Bu açıdan bakıldığında ‘siyasete dahil etme’ edebiyatı özündesemptomu olduğu şeyi çözüm olarak önermektir. AKP örneğinden hareketle bu siyasete dahil etme/kendine benzetme modeli başta Kürt meselesi olmak üzere neredeyse her yere çözüm olarak öneriliyor. Çözüm olması bir yana bu tam da sorunun kendisidir. Yolsuzluklar ve siyasi kurumlardaki yozlaşma ve demokrasiyi insanları düzenli aralıklarla sayma düzeyine indirmek tam da Türkiye’yi DAİŞ’in kaymak ülkesi haline getirmiştir. Düşünce ve ifade özgürlüğünün “…seninle gurur duyuyor” holiganizmine indirgendiği bir düzeyde yarın için radikal dinciliğin Türkiye’nin ciddi iç meselesi olacağını söylemek büyük bir kehanet olmasa gerek.
Yarım yüzyıl boyunca bütün Müslüman nüfusu yoğun ülkeler içerideki siyasal tükenmişlik ve yozlaşmadan türeyen radikal unsurları reel sosyalizm karşıtı bir ihraç unsuru olarak Amerika aracılığıyla kullandılar. Son çeyrek yüzyıldır da bölgesel politikalar için aynı şekilde kullanılmaktadır. Buna “medeniyetler çatışması”projesi de düpedüz körük sağlamıştır. 90’lı yılların başından itibaren medeniyetler çatışması bir çerçeve olarak kullanıldı. Bu çerçevede neo-liberalizmle tam uzlaşma içindeki AKP benzeri unsurlar allanıp pullanarak piyasaya sunuldu. Bu modeldeki yozlaşma ve iflas çok erken ortaya çıktı. Buna alternatif olabilecek sol-demokratik unsurların konjonktürel zayıflığı ve teorik-stratejik krizin zirvede olduğu dönemde radikalizm, eskinin bugün icat edilmiş dili, kıyafetleri ve yöntemleri ile piyasaya çıktı.

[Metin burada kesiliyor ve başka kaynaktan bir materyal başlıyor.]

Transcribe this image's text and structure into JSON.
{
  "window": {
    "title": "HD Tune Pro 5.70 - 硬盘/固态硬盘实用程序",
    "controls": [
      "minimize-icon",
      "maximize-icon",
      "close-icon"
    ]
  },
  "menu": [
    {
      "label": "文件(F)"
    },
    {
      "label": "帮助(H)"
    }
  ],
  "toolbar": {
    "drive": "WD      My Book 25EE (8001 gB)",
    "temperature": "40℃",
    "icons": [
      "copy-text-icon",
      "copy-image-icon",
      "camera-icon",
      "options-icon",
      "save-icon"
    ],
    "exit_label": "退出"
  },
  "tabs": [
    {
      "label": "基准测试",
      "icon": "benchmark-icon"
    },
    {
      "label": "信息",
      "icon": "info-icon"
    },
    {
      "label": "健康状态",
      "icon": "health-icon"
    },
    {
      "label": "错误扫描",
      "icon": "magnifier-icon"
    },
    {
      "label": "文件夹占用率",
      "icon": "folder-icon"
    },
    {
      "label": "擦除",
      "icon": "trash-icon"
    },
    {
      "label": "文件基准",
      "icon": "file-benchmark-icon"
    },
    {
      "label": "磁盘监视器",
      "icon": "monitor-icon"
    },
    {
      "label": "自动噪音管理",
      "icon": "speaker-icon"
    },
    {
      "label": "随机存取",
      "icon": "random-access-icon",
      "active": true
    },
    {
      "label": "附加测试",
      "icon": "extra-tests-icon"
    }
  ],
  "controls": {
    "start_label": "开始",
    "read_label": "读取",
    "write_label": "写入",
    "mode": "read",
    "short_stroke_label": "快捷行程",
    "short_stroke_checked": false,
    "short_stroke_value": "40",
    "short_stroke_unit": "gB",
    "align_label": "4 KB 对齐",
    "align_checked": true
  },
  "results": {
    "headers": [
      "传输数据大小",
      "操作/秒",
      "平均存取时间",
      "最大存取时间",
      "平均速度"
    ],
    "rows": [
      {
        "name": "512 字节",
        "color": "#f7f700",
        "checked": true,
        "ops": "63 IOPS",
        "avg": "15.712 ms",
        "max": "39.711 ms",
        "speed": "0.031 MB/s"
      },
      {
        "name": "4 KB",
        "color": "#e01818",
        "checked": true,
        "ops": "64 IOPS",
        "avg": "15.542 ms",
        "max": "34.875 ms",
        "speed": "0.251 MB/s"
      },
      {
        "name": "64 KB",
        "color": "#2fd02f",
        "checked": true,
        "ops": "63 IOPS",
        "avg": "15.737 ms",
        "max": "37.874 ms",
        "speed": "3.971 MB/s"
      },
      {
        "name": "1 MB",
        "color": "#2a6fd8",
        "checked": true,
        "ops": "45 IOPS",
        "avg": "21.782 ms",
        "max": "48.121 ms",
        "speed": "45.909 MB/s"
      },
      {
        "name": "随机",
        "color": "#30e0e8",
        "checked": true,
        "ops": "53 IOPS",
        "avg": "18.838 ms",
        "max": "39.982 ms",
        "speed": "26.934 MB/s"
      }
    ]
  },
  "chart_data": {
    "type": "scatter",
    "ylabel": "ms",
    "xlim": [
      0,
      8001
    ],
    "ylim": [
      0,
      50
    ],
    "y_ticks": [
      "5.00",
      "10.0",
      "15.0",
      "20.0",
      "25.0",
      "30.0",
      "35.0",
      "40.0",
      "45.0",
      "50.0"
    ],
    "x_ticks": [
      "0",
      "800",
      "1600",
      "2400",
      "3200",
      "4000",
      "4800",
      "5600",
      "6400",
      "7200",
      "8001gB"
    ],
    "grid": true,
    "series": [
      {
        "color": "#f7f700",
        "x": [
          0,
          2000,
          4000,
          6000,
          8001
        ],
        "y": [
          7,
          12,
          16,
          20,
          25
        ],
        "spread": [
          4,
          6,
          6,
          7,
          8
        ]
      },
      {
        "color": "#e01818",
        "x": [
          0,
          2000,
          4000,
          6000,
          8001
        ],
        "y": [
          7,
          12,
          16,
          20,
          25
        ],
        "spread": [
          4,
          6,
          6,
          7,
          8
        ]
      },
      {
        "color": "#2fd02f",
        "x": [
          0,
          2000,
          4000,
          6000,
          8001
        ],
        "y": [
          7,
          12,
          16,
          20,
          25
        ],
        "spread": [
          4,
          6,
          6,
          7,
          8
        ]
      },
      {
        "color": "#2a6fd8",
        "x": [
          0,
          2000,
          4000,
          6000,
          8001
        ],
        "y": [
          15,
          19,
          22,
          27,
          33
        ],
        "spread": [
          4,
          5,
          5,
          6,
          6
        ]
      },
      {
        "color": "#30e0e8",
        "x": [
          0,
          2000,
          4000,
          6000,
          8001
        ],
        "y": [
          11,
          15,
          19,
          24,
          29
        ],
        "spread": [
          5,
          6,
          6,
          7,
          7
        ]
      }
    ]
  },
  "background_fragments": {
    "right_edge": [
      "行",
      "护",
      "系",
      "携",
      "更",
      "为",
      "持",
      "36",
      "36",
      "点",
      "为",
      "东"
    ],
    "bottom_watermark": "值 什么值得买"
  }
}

Bu anlamda teorik olarak DAİŞ, AKP’nin iflasının ürünüdür. Pratik olarak ise, onların son 12 yılda siyasetine dahil ettiği kadroların bölgesel politikalar dahilinde ihracıdır. O bakımdan artık ziyadesiyle malum olan bazı hususları yüksek sesle ilan etmek gerekiyor:
I-DAİŞ, bir yanıyla Ortadoğu’daki devletlerin çürümüşlüğünün semptomu iken, diğer yandan aynı devletlerin sorunları çevreye ihraç etmelerinin de bir yoludur.
II-2000’li yıllarla birlikte Ortadoğu’daki merkezi etkisi gün geçtikçe artan Kürt siyasal hareketi daima bu ihracın en temel hedefi olmuştur. Katliamları binleri bulan Hizbullah, el-Ensar ve şimdi de DAİŞ.
III-Bunun esas nedeni de bütün baskılara rağmen seküler, demokratik-sol seçeneğin Kürtlerde güçlü şekilde kök salmasıdır. Bir nevi kovmak için her türlü vahşeti sergiledikleri hayaletleri daha güçlü geri dönmüştür.
IV-Son sahnede ise, DAİŞ şahsında faşizm sahaya sürülmüştür.
V-Davutoğlu’nun “Sünni gençlerin öfkesi” cümlesini “bizim çocukların yaramazlığı” olarak okumak gerekiyor.
AKP’ye, DAİŞ’e ve her türlü komploya karşı çözüm sürecinde ısrarlı olmak büyük önem taşıyor. Ama bu elbette ki yetmez. Çözüm süreci Türkiye için tam bir demokratikleşme haritasıyla bütünleştirilip kamuoyuna ilan edilerek Türkiye’nin 5. Darbe dinamiğini inşa eden AKP ile uzun bir siyasal mücadeleye göre gelecek kurgulanmalıdır…
(T24 – 19 Kasım 2014 – Aysel Tuğluk)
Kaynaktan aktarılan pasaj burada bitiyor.